Implementation of "Reconstruction-based Anomaly Detection with Completely Random Forest," SIAM International Conference on Data Mining (SDM), 2021.

Primary LanguagePythonBSD 3-Clause "New" or "Revised" LicenseBSD-3-Clause

RecForest

This is the official implementation of RecForest for anomaly detection, proposed in the paper "Reconstruction-based Anomaly Detection with Completely Random Forest," SIAM International Conference on Data Mining (SDM), 2021. It is highly optimized and provides Scikit-Learn like APIs.

Installation

RecForest is available at PyPI:

$ pip install recforest

Build from Source

To use the latest version of RecForest, you will need to install the package from source:

$ git clone https://github.com/xuyxu/RecForest.git
$ cd RecForest
$ python setup.py install

Notice that a C compiler is required to compile the pyx files (e.g., GCC on Linux, and MSVC on Windows). Please refer to Cython Installation for details.

Example

The code snippet below presents the example on how to use RecForest for anomaly detection. Scripts on reproducing experiment results in the paper are available in the directory examples.

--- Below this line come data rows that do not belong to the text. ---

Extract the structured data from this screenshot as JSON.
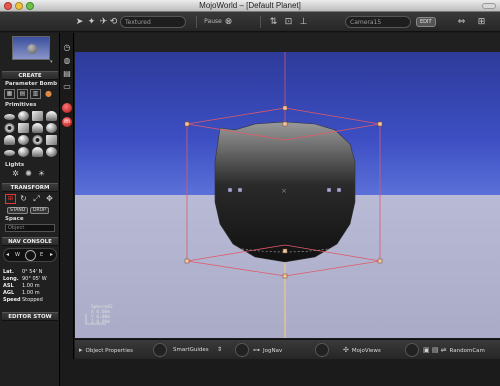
{
  "window": {
    "title": "MojoWorld – [Default Planet]"
  },
  "toolbar": {
    "render_mode": "Textured",
    "pause_label": "Pause",
    "camera_field": "Camera15",
    "edit_label": "EDIT",
    "icons": [
      "select-arrow-icon",
      "walk-icon",
      "fly-icon",
      "orbit-icon",
      "swap-icon",
      "snapshot-icon",
      "stamp-icon"
    ]
  },
  "sidebar": {
    "create_header": "CREATE",
    "param_bomb_label": "Parameter Bomb",
    "primitives_label": "Primitives",
    "lights_label": "Lights",
    "transform_header": "TRANSFORM",
    "stand_label": "STAND",
    "drop_label": "DROP",
    "space_label": "Space",
    "space_value": "Object",
    "nav_header": "NAV CONSOLE",
    "nav": {
      "lat_label": "Lat.",
      "lat_value": "0° 54' N",
      "long_label": "Long.",
      "long_value": "90° 05' W",
      "asl_label": "ASL",
      "asl_value": "1.00 m",
      "agl_label": "AGL",
      "agl_value": "1.00 m",
      "speed_label": "Speed",
      "speed_value": "Stopped"
    },
    "editor_stow_header": "EDITOR STOW",
    "compass": {
      "w": "W",
      "e": "E"
    }
  },
  "viewport": {
    "coords": [
      "Sphere02",
      "X  0.00m",
      "Y  0.00m",
      "Z  0.00m"
    ]
  },
  "bottombar": {
    "object_properties": "Object Properties",
    "smart_guides": "SmartGuides",
    "jognav": "JogNav",
    "mojoviews": "MojoViews",
    "randomcam": "RandomCam"
  },
  "colors": {
    "sky": "#3c4ec2",
    "ground": "#b2b4d0",
    "selection_box": "#e05a6a",
    "axis_guide": "#f2d27a"
  }
}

from recforest import RecForest

model = RecForest()
model.fit(X_train)
anomaly_score = model.predict(X_test)

Documentation

RecForest only has two hyper-parameters: n_estimators and max_depth. Docstrings on the input parameters are listed below.

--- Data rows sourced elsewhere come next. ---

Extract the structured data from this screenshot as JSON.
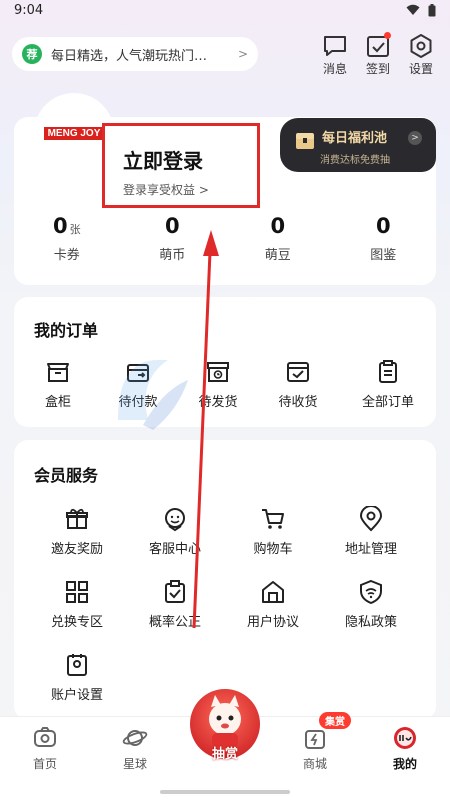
{
  "status_bar": {
    "time": "9:04"
  },
  "notice": {
    "badge": "荐",
    "text": "每日精选，人气潮玩热门…",
    "arrow": ">"
  },
  "top_actions": [
    {
      "label": "消息",
      "icon": "message-icon"
    },
    {
      "label": "签到",
      "icon": "checkin-icon",
      "dot": true
    },
    {
      "label": "设置",
      "icon": "gear-icon"
    }
  ],
  "profile": {
    "brand": "MENG JOY",
    "login_title": "立即登录",
    "login_sub": "登录享受权益 >",
    "welfare_title": "每日福利池",
    "welfare_sub": "消费达标免费抽",
    "welfare_go": ">",
    "stats": [
      {
        "value": "0",
        "unit": "张",
        "label": "卡券"
      },
      {
        "value": "0",
        "unit": "",
        "label": "萌币"
      },
      {
        "value": "0",
        "unit": "",
        "label": "萌豆"
      },
      {
        "value": "0",
        "unit": "",
        "label": "图鉴"
      }
    ]
  },
  "orders": {
    "title": "我的订单",
    "items": [
      {
        "label": "盒柜",
        "icon": "box-cabinet-icon"
      },
      {
        "label": "待付款",
        "icon": "wallet-icon"
      },
      {
        "label": "待发货",
        "icon": "clock-box-icon"
      },
      {
        "label": "待收货",
        "icon": "receive-check-icon"
      },
      {
        "label": "全部订单",
        "icon": "order-list-icon"
      }
    ]
  },
  "member": {
    "title": "会员服务",
    "items": [
      {
        "label": "邀友奖励",
        "icon": "gift-icon"
      },
      {
        "label": "客服中心",
        "icon": "customer-service-icon"
      },
      {
        "label": "购物车",
        "icon": "cart-icon"
      },
      {
        "label": "地址管理",
        "icon": "location-icon"
      },
      {
        "label": "兑换专区",
        "icon": "exchange-grid-icon"
      },
      {
        "label": "概率公正",
        "icon": "clipboard-check-icon"
      },
      {
        "label": "用户协议",
        "icon": "house-icon"
      },
      {
        "label": "隐私政策",
        "icon": "shield-wifi-icon"
      },
      {
        "label": "账户设置",
        "icon": "account-settings-icon"
      }
    ]
  },
  "bottom_nav": {
    "items": [
      {
        "label": "首页",
        "icon": "home-camera-icon"
      },
      {
        "label": "星球",
        "icon": "planet-icon"
      },
      {
        "label": "抽赏",
        "icon": "lottery-mascot-icon"
      },
      {
        "label": "商城",
        "icon": "mall-icon",
        "badge": "集赏"
      },
      {
        "label": "我的",
        "icon": "mine-icon",
        "active": true
      }
    ]
  },
  "colors": {
    "accent_red": "#e02a2a",
    "welfare_bg": "#2a2a2e",
    "welfare_gold": "#f3d9a6",
    "badge_green": "#27b35c"
  }
}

  • n_estimators: Specify the number of decision trees in Recforest;
  • max_depth: Specify the maximum depth of decision trees in Recforest;
  • n_jobs: Specify the number of processors for joblib parallelization. -1 means using all processors;
  • random_state: Specify the random state for reproducibility.

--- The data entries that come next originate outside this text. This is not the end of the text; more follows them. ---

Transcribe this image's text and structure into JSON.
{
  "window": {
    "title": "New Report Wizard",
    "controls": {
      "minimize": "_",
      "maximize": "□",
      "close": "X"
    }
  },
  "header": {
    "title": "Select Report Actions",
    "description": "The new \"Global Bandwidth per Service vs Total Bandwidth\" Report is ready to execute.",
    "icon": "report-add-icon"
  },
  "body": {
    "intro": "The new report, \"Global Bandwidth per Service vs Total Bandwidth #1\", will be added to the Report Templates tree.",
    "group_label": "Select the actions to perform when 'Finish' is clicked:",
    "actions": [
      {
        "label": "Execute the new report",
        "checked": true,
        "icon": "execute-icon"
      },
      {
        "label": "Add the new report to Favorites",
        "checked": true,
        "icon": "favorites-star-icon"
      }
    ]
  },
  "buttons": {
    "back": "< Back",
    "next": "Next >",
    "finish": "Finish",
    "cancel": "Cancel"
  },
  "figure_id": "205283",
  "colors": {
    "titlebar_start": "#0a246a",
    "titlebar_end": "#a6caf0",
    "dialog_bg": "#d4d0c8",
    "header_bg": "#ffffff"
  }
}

RecForest has three public methods. Docstrings on these methods are listed below. Notice that for all methods, the accepted data format of input X is numpy array of the shape (n_samples, n_features).

  • fit(X): Fit a RecForest using the input data X;
  • apply(X): Return the leaf node ID of input data X in each decision tree;
  • predict(X): Return the anomaly score on the input data X.

Package Dependencies

  • numpy >= 1.13.3
  • scipy >= 0.19.1
  • joblib >= 0.12
  • cython >= 0.28.5
  • scikit-learn >= 0.22

A Python environment installed from conda is highly recommended. In this case, there is no need to install any package listed above.